Шрифт:
Интервал:
Закладка:
Я плевать на них хотел. Они были мне не нужны, и я бы с удовольствием покинул их и отправился в Вудсток или на Луну. Я был партизан рок-н-ролла, целыми днями слушавший выуженные на бульваре пластинки. Вечерами я распивал с друзьями то водку, то вино в сквериках и садиках вокруг улицы Горького, а по ночам писал в общие тетрадки в клеенчатых обложках очередной роман. Все это было безнадежно, но весело. Мы были изгои, у нас не было ни малейшего шанса, и мы с самых молодых лет знали, что единственный способ выжить – это бежать вниз, в придонные ниши, в расщелины у самого дна, в подвалы сторожей, в каморки дворников, в пивной зал у Киевского вокзала, сокращенно именовавшийся КПЗ, на флэды, где играет правильная музыка и бывают только свои. К тому времени я уже собрал на рынке пять из шести альбомов Doors, и мистер Джеймс Дуглас Моррисон, отщепенец и алкоголик, уже был моим другом.
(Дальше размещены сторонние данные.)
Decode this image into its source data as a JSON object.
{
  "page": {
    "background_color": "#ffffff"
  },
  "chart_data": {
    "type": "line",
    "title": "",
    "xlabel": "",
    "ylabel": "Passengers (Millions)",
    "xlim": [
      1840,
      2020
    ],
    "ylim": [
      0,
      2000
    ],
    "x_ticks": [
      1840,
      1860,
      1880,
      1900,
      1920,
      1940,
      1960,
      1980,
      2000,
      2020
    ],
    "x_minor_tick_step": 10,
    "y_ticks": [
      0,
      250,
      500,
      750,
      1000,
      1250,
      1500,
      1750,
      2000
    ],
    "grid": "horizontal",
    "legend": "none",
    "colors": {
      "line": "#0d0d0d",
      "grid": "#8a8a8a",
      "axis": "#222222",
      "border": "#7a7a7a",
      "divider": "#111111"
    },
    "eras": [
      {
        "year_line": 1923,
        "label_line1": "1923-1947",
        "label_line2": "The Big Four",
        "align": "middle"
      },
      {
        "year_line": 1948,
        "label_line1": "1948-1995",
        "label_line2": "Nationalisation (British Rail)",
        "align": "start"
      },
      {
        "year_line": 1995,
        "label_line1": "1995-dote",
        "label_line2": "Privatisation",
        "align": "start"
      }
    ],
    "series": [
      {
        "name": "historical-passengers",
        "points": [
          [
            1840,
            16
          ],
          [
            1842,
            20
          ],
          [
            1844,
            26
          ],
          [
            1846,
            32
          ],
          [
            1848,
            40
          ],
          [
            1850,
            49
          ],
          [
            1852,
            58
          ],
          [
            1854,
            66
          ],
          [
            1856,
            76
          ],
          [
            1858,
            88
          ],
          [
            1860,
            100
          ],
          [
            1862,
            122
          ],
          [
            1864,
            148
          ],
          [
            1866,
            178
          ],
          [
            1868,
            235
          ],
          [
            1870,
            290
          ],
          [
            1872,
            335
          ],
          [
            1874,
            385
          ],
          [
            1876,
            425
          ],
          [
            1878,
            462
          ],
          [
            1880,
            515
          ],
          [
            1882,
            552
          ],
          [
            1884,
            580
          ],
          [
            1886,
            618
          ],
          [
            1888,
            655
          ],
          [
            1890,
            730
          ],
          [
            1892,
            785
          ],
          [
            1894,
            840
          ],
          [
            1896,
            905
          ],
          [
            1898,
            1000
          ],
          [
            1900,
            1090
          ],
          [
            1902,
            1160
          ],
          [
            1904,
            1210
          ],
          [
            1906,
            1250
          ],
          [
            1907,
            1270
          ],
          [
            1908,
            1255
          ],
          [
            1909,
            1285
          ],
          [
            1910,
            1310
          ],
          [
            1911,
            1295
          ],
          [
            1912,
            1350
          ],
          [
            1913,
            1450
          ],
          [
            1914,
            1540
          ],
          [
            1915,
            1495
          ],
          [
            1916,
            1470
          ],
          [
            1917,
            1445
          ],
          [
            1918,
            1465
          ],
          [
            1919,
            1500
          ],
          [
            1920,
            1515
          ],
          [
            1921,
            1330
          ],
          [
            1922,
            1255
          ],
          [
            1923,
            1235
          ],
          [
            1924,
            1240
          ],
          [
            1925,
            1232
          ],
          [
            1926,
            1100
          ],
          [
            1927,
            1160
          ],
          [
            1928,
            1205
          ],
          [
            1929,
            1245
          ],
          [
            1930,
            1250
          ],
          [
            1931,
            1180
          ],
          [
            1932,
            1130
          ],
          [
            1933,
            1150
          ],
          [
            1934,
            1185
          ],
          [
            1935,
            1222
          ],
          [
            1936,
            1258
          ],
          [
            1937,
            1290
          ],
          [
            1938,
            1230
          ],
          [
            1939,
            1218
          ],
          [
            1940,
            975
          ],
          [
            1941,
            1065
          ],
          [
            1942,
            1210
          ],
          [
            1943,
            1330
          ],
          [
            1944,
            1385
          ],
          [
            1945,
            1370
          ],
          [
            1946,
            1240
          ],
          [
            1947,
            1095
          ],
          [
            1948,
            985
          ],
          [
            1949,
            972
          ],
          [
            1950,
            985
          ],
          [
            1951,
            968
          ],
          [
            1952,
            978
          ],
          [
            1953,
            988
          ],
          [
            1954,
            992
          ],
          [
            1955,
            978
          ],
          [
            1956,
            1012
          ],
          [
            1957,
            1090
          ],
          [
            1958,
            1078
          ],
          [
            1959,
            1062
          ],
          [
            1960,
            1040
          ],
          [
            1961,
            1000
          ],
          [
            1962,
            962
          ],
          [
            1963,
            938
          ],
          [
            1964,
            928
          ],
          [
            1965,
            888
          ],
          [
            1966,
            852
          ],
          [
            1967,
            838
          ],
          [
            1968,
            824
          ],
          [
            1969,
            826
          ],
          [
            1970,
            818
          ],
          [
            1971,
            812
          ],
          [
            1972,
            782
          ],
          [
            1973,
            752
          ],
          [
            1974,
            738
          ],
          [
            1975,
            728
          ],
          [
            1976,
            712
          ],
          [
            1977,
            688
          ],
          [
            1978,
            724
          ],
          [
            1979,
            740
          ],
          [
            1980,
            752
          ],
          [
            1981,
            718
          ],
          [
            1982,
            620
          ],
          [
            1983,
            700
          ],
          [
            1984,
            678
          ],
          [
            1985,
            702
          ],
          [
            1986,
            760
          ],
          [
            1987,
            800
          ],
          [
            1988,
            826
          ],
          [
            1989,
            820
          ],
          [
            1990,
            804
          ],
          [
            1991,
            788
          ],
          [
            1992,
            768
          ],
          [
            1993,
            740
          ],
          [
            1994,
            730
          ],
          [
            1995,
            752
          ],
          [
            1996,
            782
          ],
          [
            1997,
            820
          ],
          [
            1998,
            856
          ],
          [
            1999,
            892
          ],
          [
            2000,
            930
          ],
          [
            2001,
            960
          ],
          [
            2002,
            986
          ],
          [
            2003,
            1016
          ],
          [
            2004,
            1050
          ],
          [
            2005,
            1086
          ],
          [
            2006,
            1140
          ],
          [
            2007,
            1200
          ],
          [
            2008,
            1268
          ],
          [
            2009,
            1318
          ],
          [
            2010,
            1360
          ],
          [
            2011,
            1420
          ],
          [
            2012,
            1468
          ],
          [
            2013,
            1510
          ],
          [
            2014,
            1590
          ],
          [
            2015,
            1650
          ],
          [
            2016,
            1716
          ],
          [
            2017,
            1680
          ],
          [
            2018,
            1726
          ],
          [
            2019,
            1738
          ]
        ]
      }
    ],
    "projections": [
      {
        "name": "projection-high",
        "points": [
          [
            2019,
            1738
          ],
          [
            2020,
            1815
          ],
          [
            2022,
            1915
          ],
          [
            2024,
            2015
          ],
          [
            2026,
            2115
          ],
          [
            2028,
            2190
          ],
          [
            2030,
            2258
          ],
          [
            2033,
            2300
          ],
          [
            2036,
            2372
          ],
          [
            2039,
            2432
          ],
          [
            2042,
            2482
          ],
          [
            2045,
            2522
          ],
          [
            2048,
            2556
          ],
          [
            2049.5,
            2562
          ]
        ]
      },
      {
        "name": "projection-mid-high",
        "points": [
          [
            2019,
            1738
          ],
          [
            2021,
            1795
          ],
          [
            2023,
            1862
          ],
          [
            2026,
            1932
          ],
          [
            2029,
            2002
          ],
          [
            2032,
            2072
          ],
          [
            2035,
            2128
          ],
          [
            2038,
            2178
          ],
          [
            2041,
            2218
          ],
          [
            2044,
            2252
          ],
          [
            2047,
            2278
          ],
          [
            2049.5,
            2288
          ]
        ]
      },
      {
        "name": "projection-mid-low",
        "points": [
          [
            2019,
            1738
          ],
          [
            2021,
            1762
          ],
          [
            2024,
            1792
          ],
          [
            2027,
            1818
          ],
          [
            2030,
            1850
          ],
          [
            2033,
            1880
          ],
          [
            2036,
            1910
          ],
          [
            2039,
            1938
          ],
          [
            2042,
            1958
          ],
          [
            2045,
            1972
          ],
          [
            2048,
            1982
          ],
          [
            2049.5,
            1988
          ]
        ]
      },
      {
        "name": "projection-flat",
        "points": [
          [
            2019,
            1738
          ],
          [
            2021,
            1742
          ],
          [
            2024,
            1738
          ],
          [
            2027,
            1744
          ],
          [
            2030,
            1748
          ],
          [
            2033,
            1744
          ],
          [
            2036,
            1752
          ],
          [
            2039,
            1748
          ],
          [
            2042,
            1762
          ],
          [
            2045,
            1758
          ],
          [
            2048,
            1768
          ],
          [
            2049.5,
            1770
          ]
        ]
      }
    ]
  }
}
Первый альбом Doors – тот самый, где четверо изображены с отрешенными и растерянными лицами вечных эмигрантов – я купил на деньги, полученные за продажу ондатровой шапки, подаренной родителями. Возможно, эта шапка стоила дороже тех 60 рублей, что мне дали за нее в комке на Люсиновской, но во мне никогда не было ни вкуса к торговле, ни умения блюсти собственную выгоду. Альбом стоил 60 рублей, именно за столько я отдал им шапку и был счастлив, возвращаясь с пластинкой домой. О, это предвкушение новой музыки в закрытой со всех сторон, герметически закупоренной стране, это ощущение сродни предвкушению чуда!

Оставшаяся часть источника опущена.